Democrats are routinely hopeful of finding an opportunity to pass a tax measure that would cause the state's highest court to re-look at the constitutionality of a Washington income tax while Republicans are pretty much always on guard against that happening.
Thus the seemingly illogical positions of Democrats wanting a tax measure the Legislature passed over GOP opposition to be challenged to the Supreme Court and Republicans not wanting a measure they opposed to be appealed.
But the real logic is in understanding realities. Proponents of adding some sort of a tax on income to the tax structure in Washington have become convinced that the state Supreme Court, given the opportunity, would reverse the longstanding precedent that an income tax is unconstitutional in this state. And many opponents of an income tax apprehensively agree with that analysis.
It's been 82 years since Washington's Supreme Court, in a 5-to-4 decision, held that a graduated net income tax would violate the state constitution's uniformity provision because 'income' was 'property' and property was to be taxed uniformly.
Washington is one of only seven states with no income tax, but by almost any measure, it is the most progressive of the states with no tax on either personal or corporate income.
The 1933 ruling on the unconstitutionality of an income tax has meant that it would require a two- thirds vote of the legislature and the voters to amend the constitution to impose an income tax. And despite repeated efforts to get the voters, since that supreme court ruling, to approve an income tax, no proposal has come close to approval.
But Seattle attorney Hugh Spitzer, an expert on the state constitution and long an advocate of a state income tax, agrees that the state high court, given the opportunity, would overturn the precedent case. But he says the proposed capital-gains tax, which Gov. Jay Inslee and Democrats pitch as targeting the investment income of the super wealthy, isn't likely to be the vehicle to get the issue before the court.
"Although I wish that this legislation, if enacted, would provide an opportunity to re-look at the constitutionality of a Washington income tax, I'm not sure that it would necessarily provide that opportunity," Spitzer emailed me when I posed the question to him this week.
"The state capital gains tax proposal has been carefully drafted to stay comfortably within the definitional parameters of an excise tax," Spitzer said, adding "I helped with the drafting of early versions of the proposed capital gains tax, and the language I worked with is still there."

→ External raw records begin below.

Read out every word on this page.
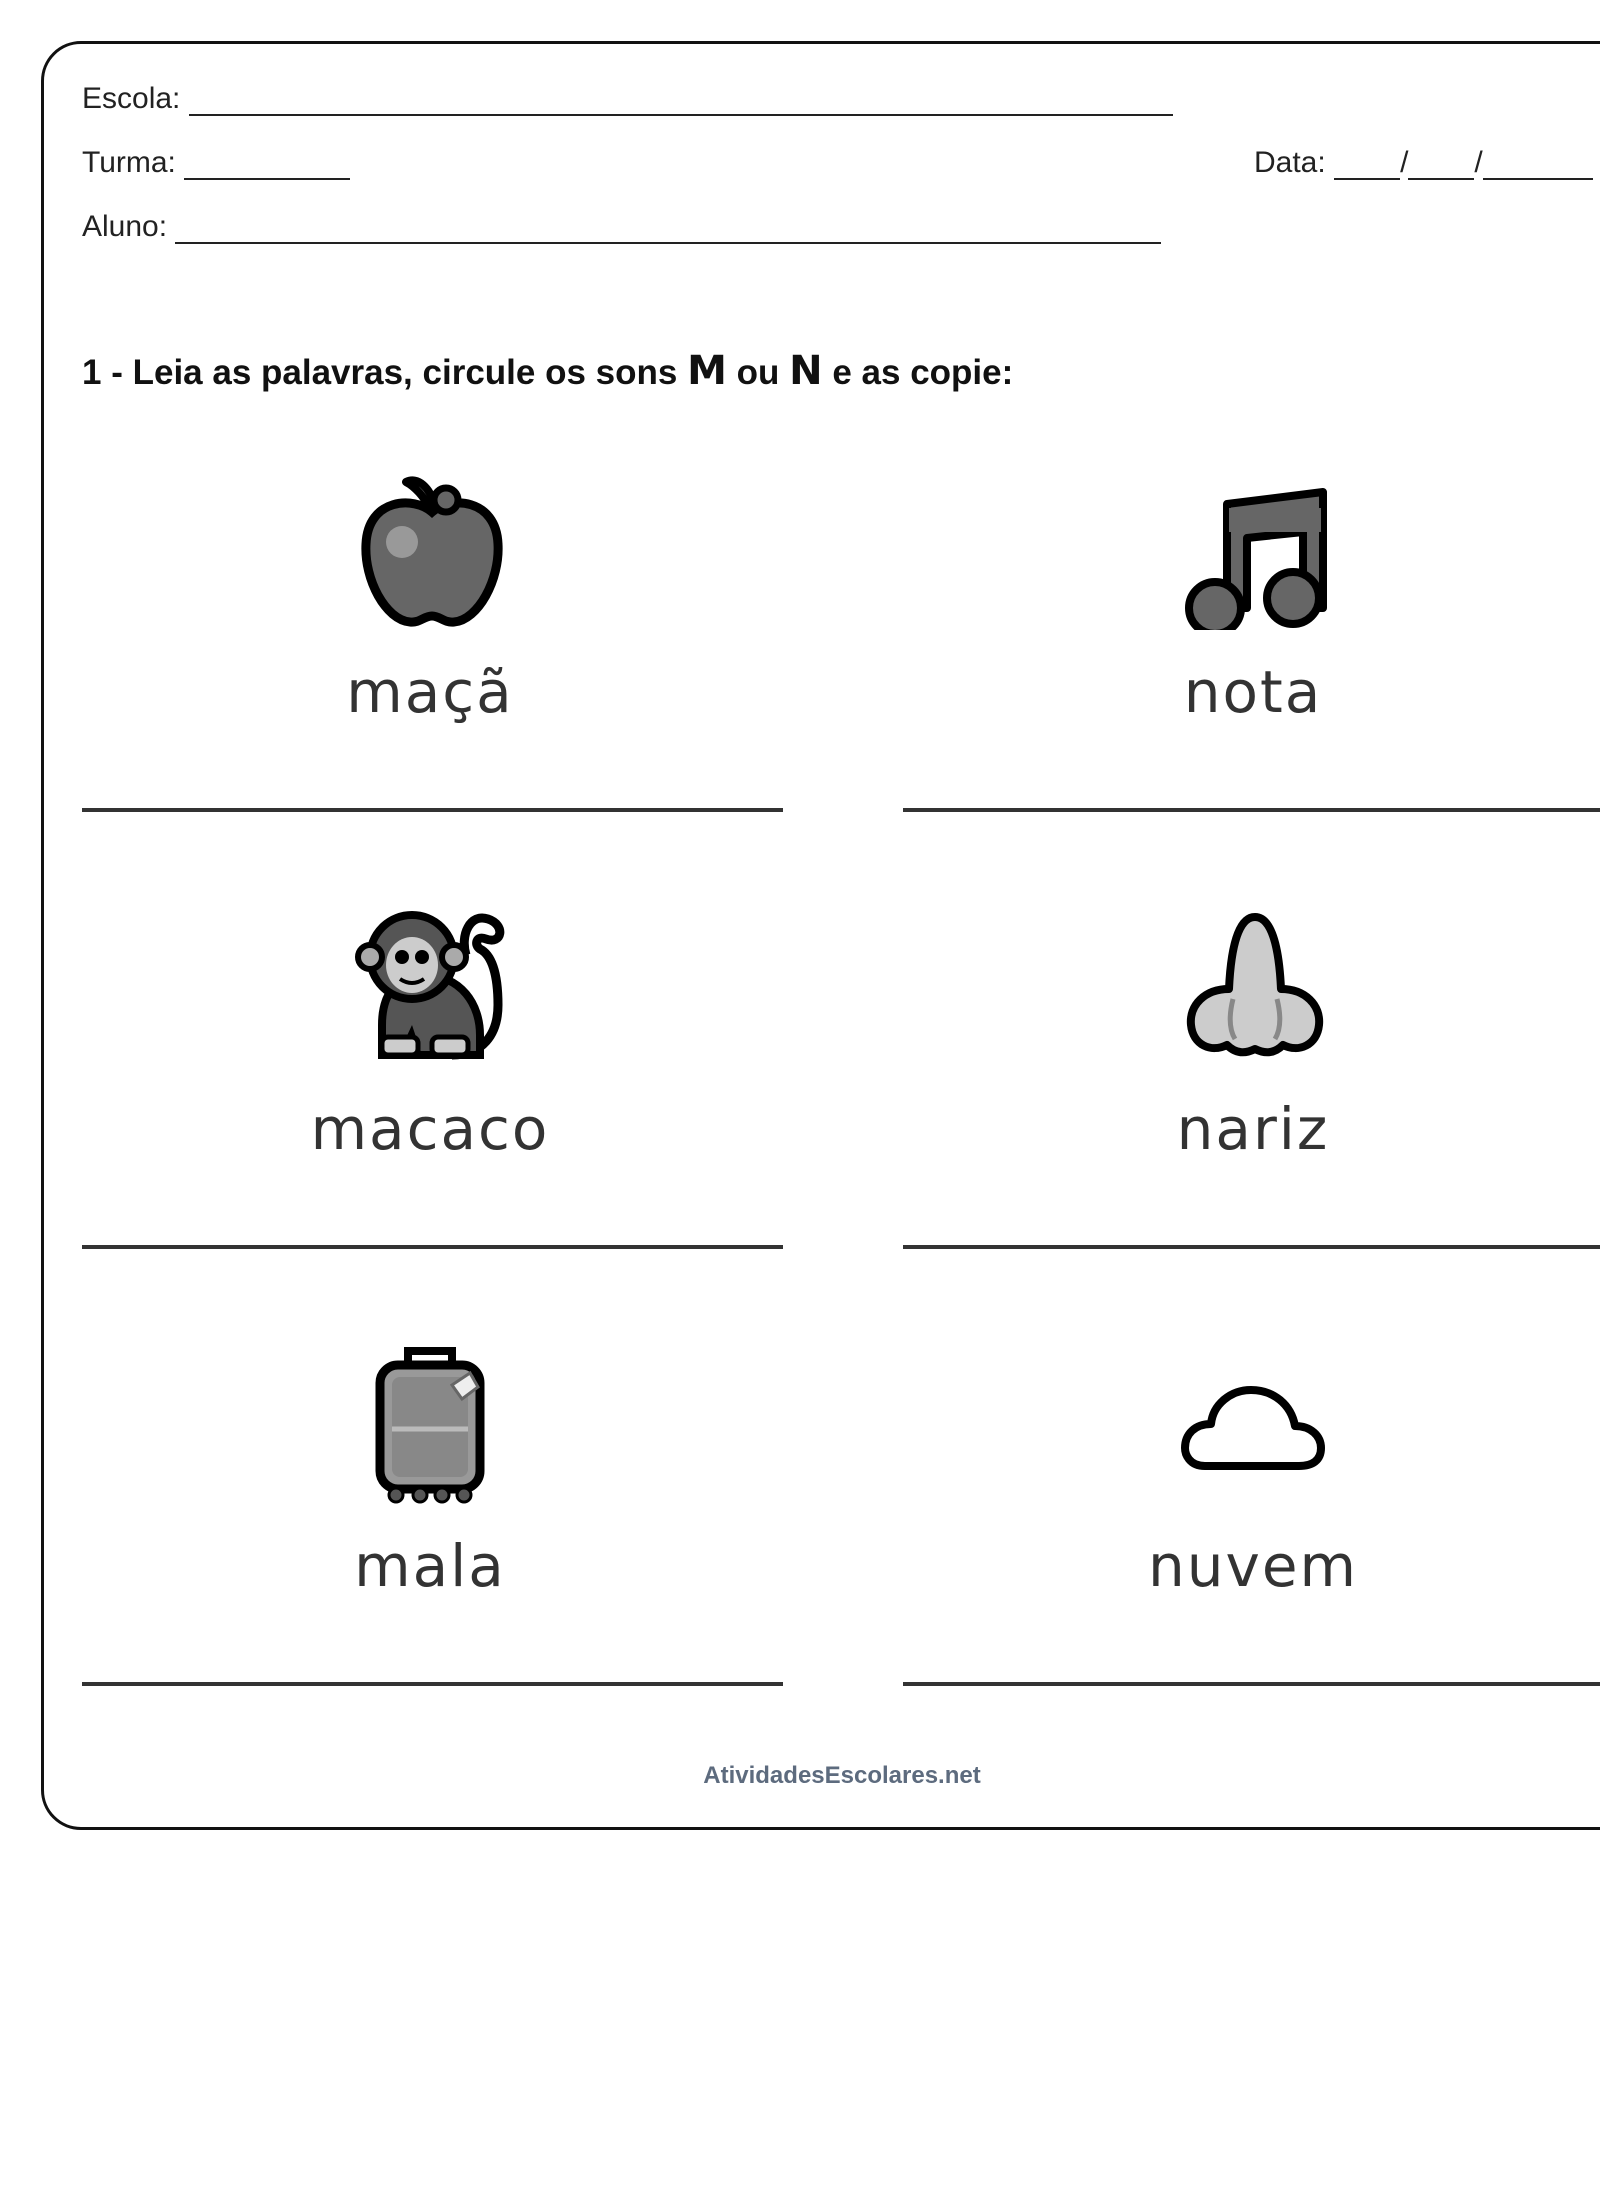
Escola:
Turma:	Data: / /
Aluno:
1 - Leia as palavras, circule os sons M ou N e as copie:
maçã	nota
macaco	nariz
mala	nuvem
AtividadesEscolares.net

"It's a one-time tax on a transaction rather than a periodic (i.e., yearly) tax on property. The tax can be easily avoided by not selling the asset giving rise to the capital gains tax-this is an indicator of an excise tax rather than a property tax," he explained. "Property taxes can't be avoided by means of a voluntary action (like refraining from a purchase or a sale)."
But likely stirring the emotions of liberal hope and conservative fear about a new supreme court decision, Spitzer, now acting professor at the University of Washington Law School, argues that the current State Supreme Court would accept an income tax as constitutional.
"Fundamentally, the cases they relied on in 1933 all tied back to three United States Supreme Court cases which have been reversed or, in one case, wiped out by a U.S. Constitutional amendment. The background law no longer exists." Not to mention that this Supreme Court is dramatically more liberal in its makeup than the court in 1933.